Already, the visionary document has attracted strong interest in Europe and Japan and has become a model for smog-reducing strategies throughout the country, including President Bush's proposed clean-air legislation. Developed to bring the smoggy region into compliance with federal laws, the plan is expected to return blue skies to the area by the year 2007.
Will Involve Industry
Members of the state air board, who had earlier refused to approve the plan because of concerns that it would cripple industry, said Tuesday that they were satisfied with new promises by local air quality officials to involve business at the earliest stages of rule making.
AQMD officials, in response to the state board's qualms, had prepared a packet outlining policies and procedures they said would guarantee that business is consulted and economic impacts weighed before regulations are adopted by the district. The AQMD includes the counties of Orange, Riverside, Los Angeles and Ventura.
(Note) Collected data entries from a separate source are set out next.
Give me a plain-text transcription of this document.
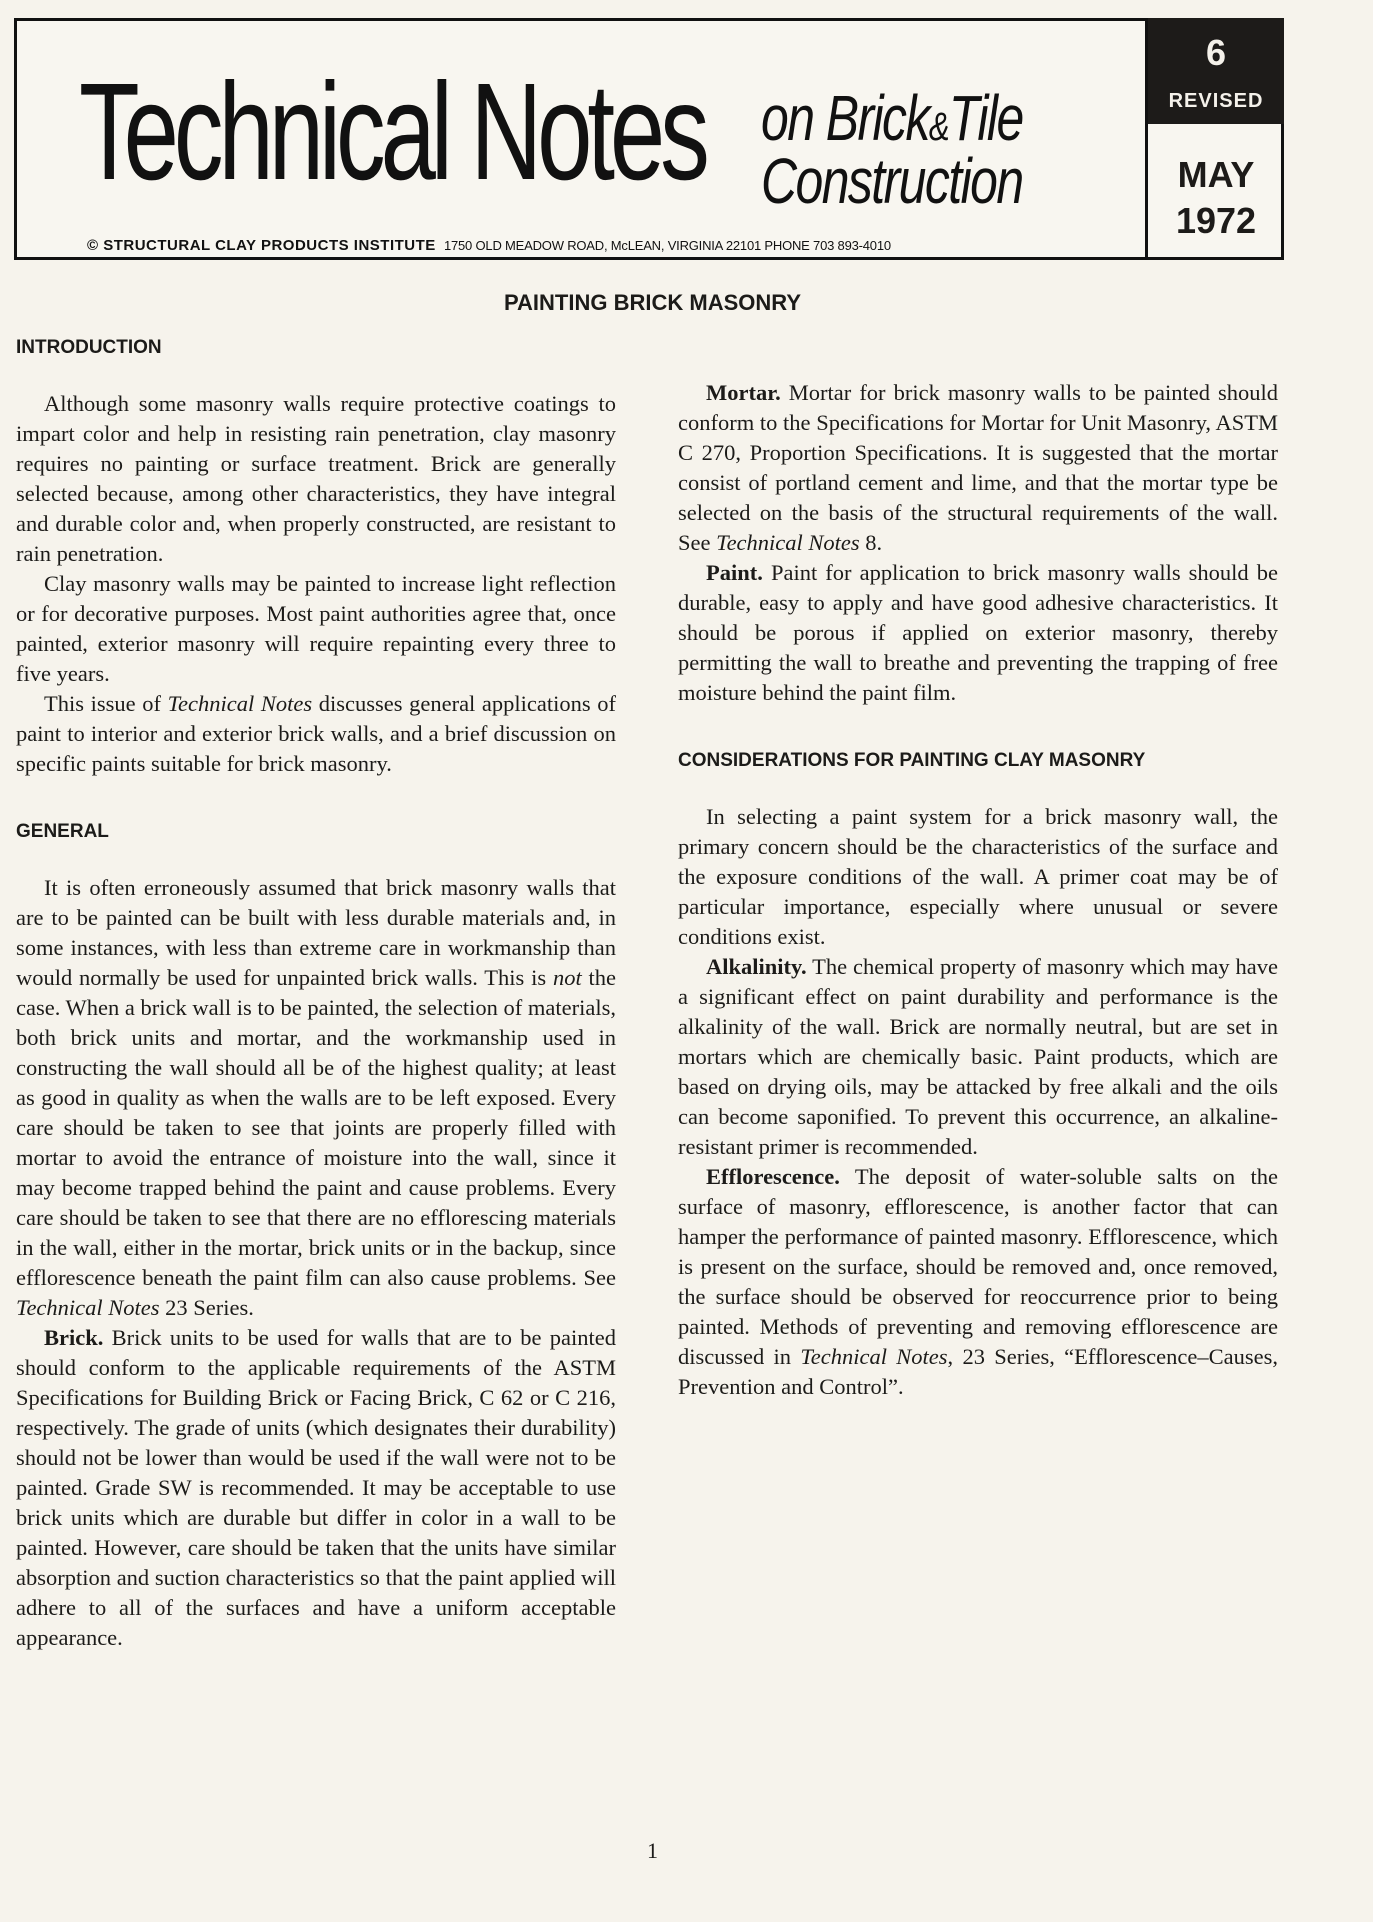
Technical Notes on Brick&Tile
Construction
© STRUCTURAL CLAY PRODUCTS INSTITUTE 1750 OLD MEADOW ROAD, McLEAN, VIRGINIA 22101 PHONE 703 893-4010
6
REVISED
MAY
1972
PAINTING BRICK MASONRY
INTRODUCTION

Although some masonry walls require protective coatings to impart color and help in resisting rain penetration, clay masonry requires no painting or surface treatment. Brick are generally selected because, among other characteristics, they have integral and durable color and, when properly constructed, are resistant to rain penetration.

Clay masonry walls may be painted to increase light reflection or for decorative purposes. Most paint authorities agree that, once painted, exterior masonry will require repainting every three to five years.

This issue of Technical Notes discusses general applications of paint to interior and exterior brick walls, and a brief discussion on specific paints suitable for brick masonry.

GENERAL

It is often erroneously assumed that brick masonry walls that are to be painted can be built with less durable materials and, in some instances, with less than extreme care in workmanship than would normally be used for unpainted brick walls. This is not the case. When a brick wall is to be painted, the selection of materials, both brick units and mortar, and the workmanship used in constructing the wall should all be of the highest quality; at least as good in quality as when the walls are to be left exposed. Every care should be taken to see that joints are properly filled with mortar to avoid the entrance of moisture into the wall, since it may become trapped behind the paint and cause problems. Every care should be taken to see that there are no efflorescing materials in the wall, either in the mortar, brick units or in the backup, since efflorescence beneath the paint film can also cause problems. See Technical Notes 23 Series.

Brick. Brick units to be used for walls that are to be painted should conform to the applicable requirements of the ASTM Specifications for Building Brick or Facing Brick, C 62 or C 216, respectively. The grade of units (which designates their durability) should not be lower than would be used if the wall were not to be painted. Grade SW is recommended. It may be acceptable to use brick units which are durable but differ in color in a wall to be painted. However, care should be taken that the units have similar absorption and suction characteristics so that the paint applied will adhere to all of the surfaces and have a uniform acceptable appearance.

Mortar. Mortar for brick masonry walls to be painted should conform to the Specifications for Mortar for Unit Masonry, ASTM C 270, Proportion Specifications. It is suggested that the mortar consist of portland cement and lime, and that the mortar type be selected on the basis of the structural requirements of the wall. See Technical Notes 8.

Paint. Paint for application to brick masonry walls should be durable, easy to apply and have good adhesive characteristics. It should be porous if applied on exterior masonry, thereby permitting the wall to breathe and preventing the trapping of free moisture behind the paint film.

CONSIDERATIONS FOR PAINTING CLAY MASONRY

In selecting a paint system for a brick masonry wall, the primary concern should be the characteristics of the surface and the exposure conditions of the wall. A primer coat may be of particular importance, especially where unusual or severe conditions exist.

Alkalinity. The chemical property of masonry which may have a significant effect on paint durability and performance is the alkalinity of the wall. Brick are normally neutral, but are set in mortars which are chemically basic. Paint products, which are based on drying oils, may be attacked by free alkali and the oils can become saponified. To prevent this occurrence, an alkaline-resistant primer is recommended.

Efflorescence. The deposit of water-soluble salts on the surface of masonry, efflorescence, is another factor that can hamper the performance of painted masonry. Efflorescence, which is present on the surface, should be removed and, once removed, the surface should be observed for reoccurrence prior to being painted. Methods of preventing and removing efflorescence are discussed in Technical Notes, 23 Series, “Efflorescence–Causes, Prevention and Control”.

1
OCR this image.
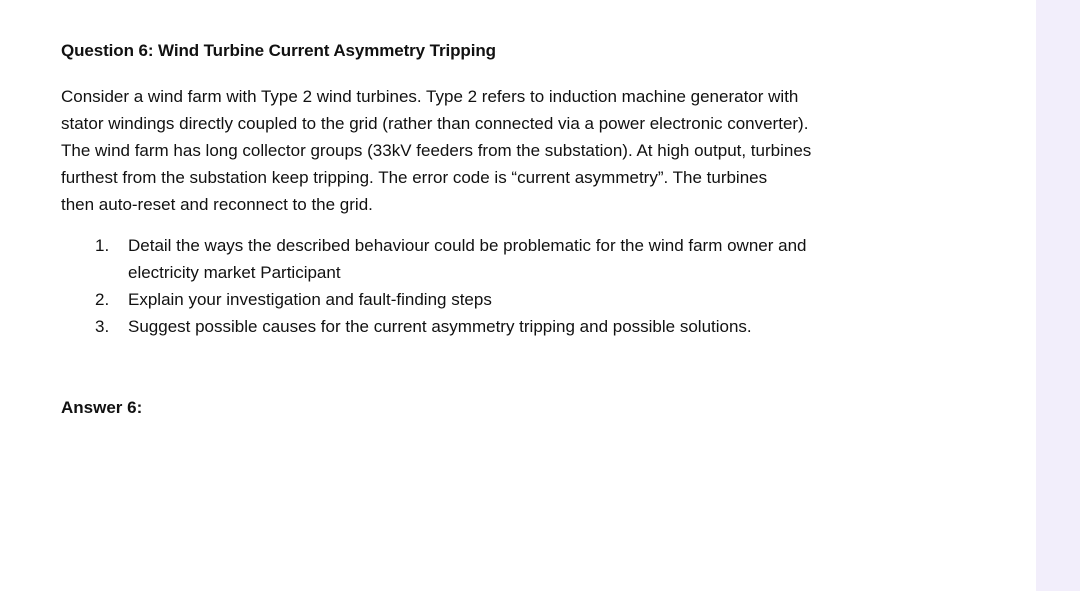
Question 6: Wind Turbine Current Asymmetry Tripping
Consider a wind farm with Type 2 wind turbines. Type 2 refers to induction machine generator with
stator windings directly coupled to the grid (rather than connected via a power electronic converter).
The wind farm has long collector groups (33kV feeders from the substation). At high output, turbines
furthest from the substation keep tripping. The error code is “current asymmetry”. The turbines
then auto-reset and reconnect to the grid.
1. Detail the ways the described behaviour could be problematic for the wind farm owner and
electricity market Participant
2. Explain your investigation and fault-finding steps
3. Suggest possible causes for the current asymmetry tripping and possible solutions.
Answer 6:
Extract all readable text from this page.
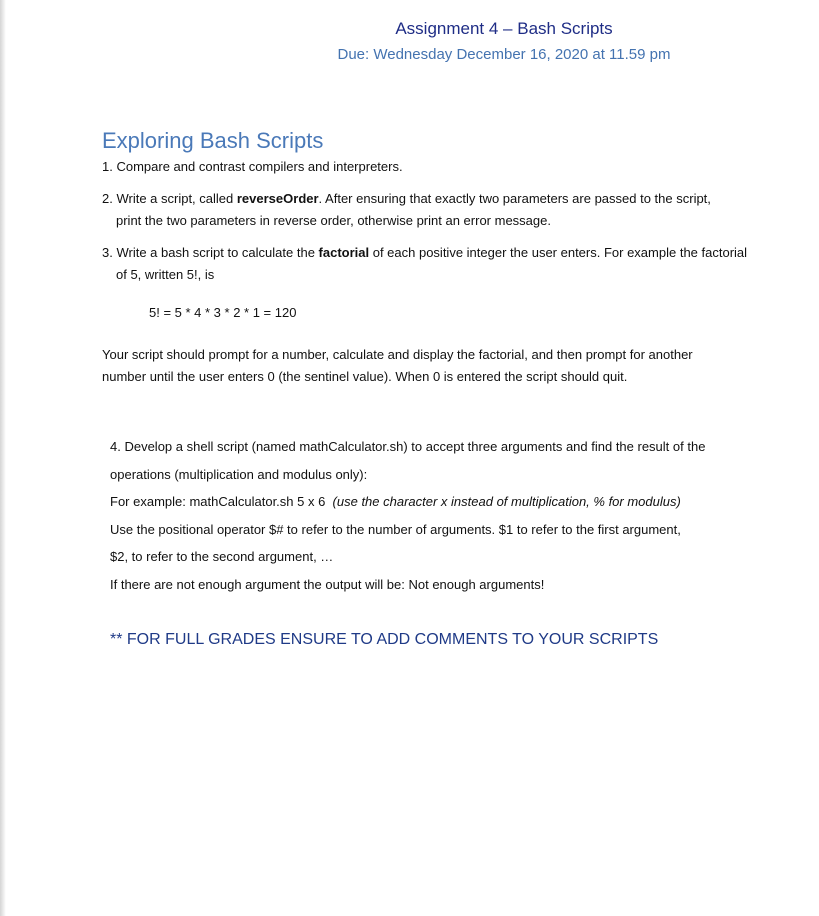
Assignment 4 – Bash Scripts
Due: Wednesday December 16, 2020 at 11.59 pm
Exploring Bash Scripts
1. Compare and contrast compilers and interpreters.
2. Write a script, called reverseOrder. After ensuring that exactly two parameters are passed to the script, print the two parameters in reverse order, otherwise print an error message.
3. Write a bash script to calculate the factorial of each positive integer the user enters. For example the factorial of 5, written 5!, is
5! = 5 * 4 * 3 * 2 * 1 = 120
Your script should prompt for a number, calculate and display the factorial, and then prompt for another number until the user enters 0 (the sentinel value). When 0 is entered the script should quit.
4. Develop a shell script (named mathCalculator.sh) to accept three arguments and find the result of the
operations (multiplication and modulus only):
For example: mathCalculator.sh 5 x 6  (use the character x instead of multiplication, % for modulus)
Use the positional operator $# to refer to the number of arguments. $1 to refer to the first argument,
$2, to refer to the second argument, …
If there are not enough argument the output will be: Not enough arguments!
** FOR FULL GRADES ENSURE TO ADD COMMENTS TO YOUR SCRIPTS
"I think I've gotten a very strong sense that the district is very sensitive to the impacts on business," said the state's secretary of environmental affairs, Jananne Sharpless, chairwoman of the state board.
Sharpless, who presided over the crowded hearing room Tuesday, said she was also persuaded in part by a recent AQMD decision to extend a compliance deadline for electrical utilities. The district action, sought by the utilities but criticized by environmentalists as a sellout to business, sent a "positive signal" that the district was attempting to find a "balance" between the economic and health needs of the region, she said.
Before the board's decision to delay approval, Gov. George Deukmejian had expressed concerns to Sharpless about the impact of the plan on Southern California's economy. She said Tuesday that she was still not certain whether the governor is "totally comfortable" with the plan.
Orange County Supervisor Harriett M. Wieder, another member of the state board, said the panel's unanimous endorsement shows that a statewide consensus on the plan now exists and commits state air officials to develop new regulations for cleaner fuel and cleaner-running vehicles. Half of the reductions in smog emissions envisioned by the plan depend on regulations that must be developed and approved by the state air board.
Yorba Linda Mayor Henry W. Wedaa, also a member of the AQMD board, hailed the decision as a "significant milestone for air pollution cleanup" in Southern California. Wedaa, who went to Sacramento for Tuesday's vote, said the action sends a signal to federal officials that Californians are "serious about clean air."
"Basically the feds have not paid a lot of attention to the other significant polluters in this state--ships, trains and jets," Wedaa said. "Maybe now they will understand that we mean business and begin to help us in these other areas."
In Orange County, Wedaa said, the plan adopted by the state board sparked little opposition within industry.
The plan calls for adoption of more than 120 separate air-pollution controls between now and 2007. By the end of 1998, 40% of all cars and trucks, 70% of all commercial freight trucks and all buses are supposed to run on cleaner burning fuels, such as methanol. The plan will mean the construction of new housing closer to job centers and more ride-sharing.
Makers of such consumer products as barbecue lighter fluid, household paint and underarm deodorants will be asked to reformulate them to reduce the amount of smog-forming chemicals they emit. Regional air quality officials estimate that the plan will cost $2.6 billion a year; business counters that annual costs will reach $12 billion.
San Diego Supervisor Brian Bilbray, another member of the state board, said that although the plan will inevitably have a "severe impact" on the Southern California economy, he was voting for it anyway because failure to clean up the air would have even more dire consequences for the region.
"The buck cannot be passed from the public sector to the private sector," he said. "The private sector is being asked to carry its fair share."